In part one of this series, we discussed the current role of perimeter and core infrastructure security, and the importance of keeping up your organization’s first line of defense.
Now, let’s turn our focus to protecting “the crown jewels,” using data protection and identity and access management. As we all know, valuable information increasingly resides outside of the data center, beyond IT’s control. A lot of it exists on the “edge” of the network, where data is captured and work is conducted on endpoints like laptops, smartphones, and tablets. Not only do we have to find a way to protect it, we want our employees to be able to retrieve it on the go, and we also need to produce it for compliance reasons.
Meeting all of these needs can be hard to achieve, but doing so delivers value to your business and is critical to protecting your data, your intellectual property and your brand.
The first step to securing data—no matter where it is—is knowing what you need to protect. You have to understand what matters to your business, and what’s mission critical so you can defend it with everything you have.
Companies that don’t have an effective data classification and/or prioritization program in place struggle with data protection because they don’t know what to focus on.
You can’t protect what you don’t know
It is critical to separate valuable information that may be targeted from less valuable information by tracking data usage cycles and implementing appropriate controls. Take into account:
Where this information is stored.
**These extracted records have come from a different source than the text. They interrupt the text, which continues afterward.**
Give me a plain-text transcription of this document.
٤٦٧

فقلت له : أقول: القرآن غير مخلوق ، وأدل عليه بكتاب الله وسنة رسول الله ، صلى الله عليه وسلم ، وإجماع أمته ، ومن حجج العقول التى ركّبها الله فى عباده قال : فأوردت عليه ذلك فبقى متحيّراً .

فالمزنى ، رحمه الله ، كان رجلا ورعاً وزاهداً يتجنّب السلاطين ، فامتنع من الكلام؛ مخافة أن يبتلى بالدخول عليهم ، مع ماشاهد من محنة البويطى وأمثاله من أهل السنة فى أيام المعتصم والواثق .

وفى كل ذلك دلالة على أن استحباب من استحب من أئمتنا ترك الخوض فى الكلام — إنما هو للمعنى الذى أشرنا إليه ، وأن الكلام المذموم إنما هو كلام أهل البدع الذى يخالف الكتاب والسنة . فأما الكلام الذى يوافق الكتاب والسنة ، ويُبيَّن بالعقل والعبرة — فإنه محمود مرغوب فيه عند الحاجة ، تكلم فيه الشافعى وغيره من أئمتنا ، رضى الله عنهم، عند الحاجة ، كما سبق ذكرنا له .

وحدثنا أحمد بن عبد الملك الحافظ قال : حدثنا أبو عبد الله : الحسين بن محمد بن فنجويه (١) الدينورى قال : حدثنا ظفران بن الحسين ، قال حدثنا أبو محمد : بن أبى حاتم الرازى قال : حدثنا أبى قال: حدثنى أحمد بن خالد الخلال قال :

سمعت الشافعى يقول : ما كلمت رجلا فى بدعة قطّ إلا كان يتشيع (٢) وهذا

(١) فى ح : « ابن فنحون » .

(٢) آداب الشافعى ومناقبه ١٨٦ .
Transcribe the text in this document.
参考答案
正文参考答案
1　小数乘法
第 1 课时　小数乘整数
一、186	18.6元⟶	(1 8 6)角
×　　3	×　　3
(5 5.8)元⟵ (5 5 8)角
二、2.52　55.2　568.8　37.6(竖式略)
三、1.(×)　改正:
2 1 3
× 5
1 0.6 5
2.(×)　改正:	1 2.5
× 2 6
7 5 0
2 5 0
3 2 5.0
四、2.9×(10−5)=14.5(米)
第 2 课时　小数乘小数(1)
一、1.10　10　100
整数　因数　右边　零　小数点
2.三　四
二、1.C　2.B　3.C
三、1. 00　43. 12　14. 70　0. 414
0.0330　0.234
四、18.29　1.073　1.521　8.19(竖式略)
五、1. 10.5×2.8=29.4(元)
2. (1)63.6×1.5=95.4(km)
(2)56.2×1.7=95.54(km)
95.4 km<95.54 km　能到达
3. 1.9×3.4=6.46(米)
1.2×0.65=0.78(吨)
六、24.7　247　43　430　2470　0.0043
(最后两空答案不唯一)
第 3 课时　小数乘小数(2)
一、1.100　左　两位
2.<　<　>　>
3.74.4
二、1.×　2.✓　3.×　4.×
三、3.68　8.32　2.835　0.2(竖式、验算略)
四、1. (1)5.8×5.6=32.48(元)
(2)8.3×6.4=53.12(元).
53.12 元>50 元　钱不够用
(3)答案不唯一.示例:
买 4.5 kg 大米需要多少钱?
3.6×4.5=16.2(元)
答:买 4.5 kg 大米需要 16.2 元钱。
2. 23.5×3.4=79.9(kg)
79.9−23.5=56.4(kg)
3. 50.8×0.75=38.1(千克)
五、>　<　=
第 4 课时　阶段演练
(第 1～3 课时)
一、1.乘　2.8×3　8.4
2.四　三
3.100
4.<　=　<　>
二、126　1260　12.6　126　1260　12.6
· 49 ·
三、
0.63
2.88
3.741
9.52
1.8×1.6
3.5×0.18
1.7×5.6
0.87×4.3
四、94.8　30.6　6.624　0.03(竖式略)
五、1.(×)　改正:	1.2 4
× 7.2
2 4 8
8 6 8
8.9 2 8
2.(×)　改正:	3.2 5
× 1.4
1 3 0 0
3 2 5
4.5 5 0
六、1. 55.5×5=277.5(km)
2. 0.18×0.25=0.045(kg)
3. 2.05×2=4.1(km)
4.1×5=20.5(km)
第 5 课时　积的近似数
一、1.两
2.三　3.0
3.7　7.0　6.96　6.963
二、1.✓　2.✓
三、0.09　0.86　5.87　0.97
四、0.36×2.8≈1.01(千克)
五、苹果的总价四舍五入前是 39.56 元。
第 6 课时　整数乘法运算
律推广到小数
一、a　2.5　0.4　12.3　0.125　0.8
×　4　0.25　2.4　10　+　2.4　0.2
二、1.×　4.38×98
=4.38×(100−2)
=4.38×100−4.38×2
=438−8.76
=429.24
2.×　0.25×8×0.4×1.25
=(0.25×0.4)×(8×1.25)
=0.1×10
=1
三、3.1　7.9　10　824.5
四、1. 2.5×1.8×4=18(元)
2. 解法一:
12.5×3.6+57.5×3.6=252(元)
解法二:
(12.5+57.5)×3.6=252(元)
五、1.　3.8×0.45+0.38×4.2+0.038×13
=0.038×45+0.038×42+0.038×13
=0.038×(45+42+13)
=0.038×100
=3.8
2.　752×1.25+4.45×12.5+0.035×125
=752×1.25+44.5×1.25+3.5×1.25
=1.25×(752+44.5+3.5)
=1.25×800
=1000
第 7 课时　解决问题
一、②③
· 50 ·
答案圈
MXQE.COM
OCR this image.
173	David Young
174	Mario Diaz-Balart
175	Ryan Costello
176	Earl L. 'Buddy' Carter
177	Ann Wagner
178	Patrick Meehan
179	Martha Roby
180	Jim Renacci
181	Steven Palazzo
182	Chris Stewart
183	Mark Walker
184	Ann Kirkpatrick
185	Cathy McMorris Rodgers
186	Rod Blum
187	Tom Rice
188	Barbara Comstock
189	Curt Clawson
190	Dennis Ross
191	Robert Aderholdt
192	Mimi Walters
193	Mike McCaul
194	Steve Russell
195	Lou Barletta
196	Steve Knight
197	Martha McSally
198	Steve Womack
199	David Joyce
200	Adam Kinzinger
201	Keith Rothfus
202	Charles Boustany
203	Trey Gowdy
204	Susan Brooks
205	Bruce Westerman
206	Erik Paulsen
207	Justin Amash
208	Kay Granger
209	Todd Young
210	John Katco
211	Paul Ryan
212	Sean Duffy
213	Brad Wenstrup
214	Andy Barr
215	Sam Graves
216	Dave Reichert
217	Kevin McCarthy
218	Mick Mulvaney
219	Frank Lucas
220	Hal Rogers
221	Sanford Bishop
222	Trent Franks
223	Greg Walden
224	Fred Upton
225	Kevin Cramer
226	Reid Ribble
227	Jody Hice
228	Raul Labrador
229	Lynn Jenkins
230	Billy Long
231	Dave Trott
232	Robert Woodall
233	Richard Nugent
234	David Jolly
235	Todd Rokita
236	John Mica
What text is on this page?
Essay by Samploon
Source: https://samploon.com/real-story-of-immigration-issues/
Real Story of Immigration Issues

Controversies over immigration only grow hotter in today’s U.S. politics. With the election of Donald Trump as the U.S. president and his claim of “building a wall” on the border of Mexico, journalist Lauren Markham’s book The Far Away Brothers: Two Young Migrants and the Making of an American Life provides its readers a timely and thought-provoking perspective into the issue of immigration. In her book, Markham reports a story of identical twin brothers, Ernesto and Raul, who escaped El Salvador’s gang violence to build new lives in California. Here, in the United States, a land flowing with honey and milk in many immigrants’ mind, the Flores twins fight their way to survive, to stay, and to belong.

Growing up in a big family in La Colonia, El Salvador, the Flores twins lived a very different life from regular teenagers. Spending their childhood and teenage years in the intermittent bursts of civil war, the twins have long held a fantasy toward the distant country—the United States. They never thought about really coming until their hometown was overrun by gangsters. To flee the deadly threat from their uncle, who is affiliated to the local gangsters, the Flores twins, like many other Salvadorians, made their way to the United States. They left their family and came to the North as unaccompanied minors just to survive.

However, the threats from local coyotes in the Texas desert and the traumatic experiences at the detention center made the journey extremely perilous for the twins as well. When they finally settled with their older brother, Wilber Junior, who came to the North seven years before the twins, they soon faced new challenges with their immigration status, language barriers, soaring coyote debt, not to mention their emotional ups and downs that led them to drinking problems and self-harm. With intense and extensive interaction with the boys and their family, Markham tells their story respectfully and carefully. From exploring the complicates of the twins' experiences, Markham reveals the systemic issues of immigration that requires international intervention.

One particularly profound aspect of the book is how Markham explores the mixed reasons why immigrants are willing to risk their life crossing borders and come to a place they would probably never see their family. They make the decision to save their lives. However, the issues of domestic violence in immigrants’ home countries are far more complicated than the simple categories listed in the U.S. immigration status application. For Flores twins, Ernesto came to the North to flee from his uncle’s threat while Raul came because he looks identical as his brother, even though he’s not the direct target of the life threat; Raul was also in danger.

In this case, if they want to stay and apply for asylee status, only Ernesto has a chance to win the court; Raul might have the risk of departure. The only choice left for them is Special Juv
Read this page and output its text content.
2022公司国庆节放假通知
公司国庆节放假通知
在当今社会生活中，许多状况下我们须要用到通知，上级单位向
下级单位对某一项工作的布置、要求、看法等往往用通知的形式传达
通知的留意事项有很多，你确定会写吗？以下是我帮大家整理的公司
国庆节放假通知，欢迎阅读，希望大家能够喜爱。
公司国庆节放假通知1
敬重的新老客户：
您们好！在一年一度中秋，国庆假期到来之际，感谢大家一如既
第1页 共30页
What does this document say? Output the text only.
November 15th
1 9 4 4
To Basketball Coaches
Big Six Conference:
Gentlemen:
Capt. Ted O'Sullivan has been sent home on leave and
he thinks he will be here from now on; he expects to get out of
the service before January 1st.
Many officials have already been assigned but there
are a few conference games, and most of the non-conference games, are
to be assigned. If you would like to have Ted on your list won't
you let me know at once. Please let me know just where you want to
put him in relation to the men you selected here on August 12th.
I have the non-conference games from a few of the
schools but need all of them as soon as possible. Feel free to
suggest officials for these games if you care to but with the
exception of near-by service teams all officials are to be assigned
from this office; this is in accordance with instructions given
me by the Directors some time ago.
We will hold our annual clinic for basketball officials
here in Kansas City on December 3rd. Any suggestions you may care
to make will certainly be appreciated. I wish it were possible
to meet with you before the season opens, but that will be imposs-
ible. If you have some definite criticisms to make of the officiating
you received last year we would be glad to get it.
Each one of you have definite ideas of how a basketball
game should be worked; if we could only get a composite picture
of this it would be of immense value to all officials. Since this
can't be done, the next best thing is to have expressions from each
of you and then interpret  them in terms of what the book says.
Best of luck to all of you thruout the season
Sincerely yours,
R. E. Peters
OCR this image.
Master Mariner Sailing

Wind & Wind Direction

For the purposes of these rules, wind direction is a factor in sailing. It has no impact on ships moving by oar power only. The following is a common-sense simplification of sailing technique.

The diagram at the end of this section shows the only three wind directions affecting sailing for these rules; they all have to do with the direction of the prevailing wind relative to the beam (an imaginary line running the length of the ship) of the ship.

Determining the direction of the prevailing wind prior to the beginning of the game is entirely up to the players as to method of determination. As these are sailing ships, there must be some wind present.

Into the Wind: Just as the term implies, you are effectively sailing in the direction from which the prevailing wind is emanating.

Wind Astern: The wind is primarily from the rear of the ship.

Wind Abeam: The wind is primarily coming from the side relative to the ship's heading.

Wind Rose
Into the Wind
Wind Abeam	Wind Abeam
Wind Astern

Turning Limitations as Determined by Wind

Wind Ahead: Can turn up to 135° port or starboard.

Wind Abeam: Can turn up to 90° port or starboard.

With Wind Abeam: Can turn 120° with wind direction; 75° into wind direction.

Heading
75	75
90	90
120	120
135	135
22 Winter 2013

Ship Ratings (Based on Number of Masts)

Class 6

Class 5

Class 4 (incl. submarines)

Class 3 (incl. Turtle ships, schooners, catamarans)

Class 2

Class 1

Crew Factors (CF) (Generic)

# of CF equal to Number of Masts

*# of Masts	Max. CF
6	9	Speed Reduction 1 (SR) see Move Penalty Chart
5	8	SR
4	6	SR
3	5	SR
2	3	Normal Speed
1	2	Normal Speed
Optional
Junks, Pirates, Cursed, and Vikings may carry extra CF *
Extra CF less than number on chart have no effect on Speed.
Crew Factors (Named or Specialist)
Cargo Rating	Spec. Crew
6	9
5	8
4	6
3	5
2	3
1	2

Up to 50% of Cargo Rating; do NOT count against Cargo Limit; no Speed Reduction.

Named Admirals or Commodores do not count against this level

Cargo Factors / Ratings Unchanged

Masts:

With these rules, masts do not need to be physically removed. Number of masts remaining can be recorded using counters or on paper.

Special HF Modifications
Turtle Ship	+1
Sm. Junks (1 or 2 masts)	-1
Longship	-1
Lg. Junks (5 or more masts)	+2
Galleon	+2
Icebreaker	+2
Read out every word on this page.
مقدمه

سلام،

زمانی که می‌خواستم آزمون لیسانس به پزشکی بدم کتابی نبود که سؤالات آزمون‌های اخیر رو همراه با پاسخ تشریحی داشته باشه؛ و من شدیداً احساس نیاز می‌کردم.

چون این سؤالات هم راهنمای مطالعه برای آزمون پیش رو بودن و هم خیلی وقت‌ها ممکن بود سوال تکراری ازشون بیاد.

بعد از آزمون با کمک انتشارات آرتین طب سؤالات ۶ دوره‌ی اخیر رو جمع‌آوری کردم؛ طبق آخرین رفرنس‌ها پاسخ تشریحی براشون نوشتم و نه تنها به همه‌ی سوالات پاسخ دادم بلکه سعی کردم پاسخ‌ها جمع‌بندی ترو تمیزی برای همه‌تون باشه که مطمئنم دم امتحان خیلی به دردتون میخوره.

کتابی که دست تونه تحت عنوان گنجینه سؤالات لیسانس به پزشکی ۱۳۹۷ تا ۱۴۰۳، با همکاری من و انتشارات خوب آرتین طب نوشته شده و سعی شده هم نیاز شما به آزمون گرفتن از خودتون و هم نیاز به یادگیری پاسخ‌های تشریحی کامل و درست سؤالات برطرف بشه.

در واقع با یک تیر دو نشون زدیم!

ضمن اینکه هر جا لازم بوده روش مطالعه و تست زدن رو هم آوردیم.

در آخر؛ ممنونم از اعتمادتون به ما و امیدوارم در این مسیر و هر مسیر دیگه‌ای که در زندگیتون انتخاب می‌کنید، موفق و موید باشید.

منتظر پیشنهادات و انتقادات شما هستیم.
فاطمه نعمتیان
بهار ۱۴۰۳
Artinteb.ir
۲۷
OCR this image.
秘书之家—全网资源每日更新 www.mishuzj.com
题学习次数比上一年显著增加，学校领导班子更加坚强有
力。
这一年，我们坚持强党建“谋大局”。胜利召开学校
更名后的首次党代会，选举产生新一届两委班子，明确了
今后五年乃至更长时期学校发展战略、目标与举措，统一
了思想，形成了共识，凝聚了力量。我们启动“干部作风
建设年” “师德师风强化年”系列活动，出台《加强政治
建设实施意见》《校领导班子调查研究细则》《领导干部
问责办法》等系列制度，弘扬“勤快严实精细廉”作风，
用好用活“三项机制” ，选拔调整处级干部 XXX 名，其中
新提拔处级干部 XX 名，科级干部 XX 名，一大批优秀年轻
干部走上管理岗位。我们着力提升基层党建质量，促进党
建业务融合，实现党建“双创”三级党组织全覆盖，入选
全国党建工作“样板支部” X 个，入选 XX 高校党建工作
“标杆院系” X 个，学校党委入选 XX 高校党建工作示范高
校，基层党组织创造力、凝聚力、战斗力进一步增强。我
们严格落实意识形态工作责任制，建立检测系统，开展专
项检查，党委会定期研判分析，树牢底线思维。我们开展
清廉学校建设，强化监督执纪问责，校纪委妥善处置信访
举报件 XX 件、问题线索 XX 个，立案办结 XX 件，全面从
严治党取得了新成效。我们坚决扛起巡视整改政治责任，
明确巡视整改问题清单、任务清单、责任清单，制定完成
Make sure you include mobile devices, backup systems, and cloud services.
Who has access to it; understand which employee roles and individuals need access, as well as those that may have unwarranted access.
What your organization’s process is for provisioning and deprovisioning access.
Your partners’ valuable information and what your process is for evaluating their security.
Unless you have a tremendous amount of staff and operational support, you probably can’t do it alone. Professional assessments can help you identify and classify sensitive data, figure out who has access to it, and give you the baseline insight you need to update security policies and processes.
From a technology perspective, solutions like DLP, encryption, advanced endpoint protection, database activity monitoring, and enterprise mobility management tools help to guard against threats no matter where data is stored, used or transmitted. And if encryption is well-implemented, it can make data useless to attackers in the event of a breach.
Identity and access management tools (federated identity/SSO, privileged access management and identity governance solutions) and strong authentication help by controlling access to services, and managing the identities and privileges of expanding groups of users—including employees, partners, and customers—that are logging into systems both inside and outside the enterprise.
By using data protection and identity and access management tools together, you can help your organization protect data throughout its lifecycle, and secure each door into the fragmented IT environment.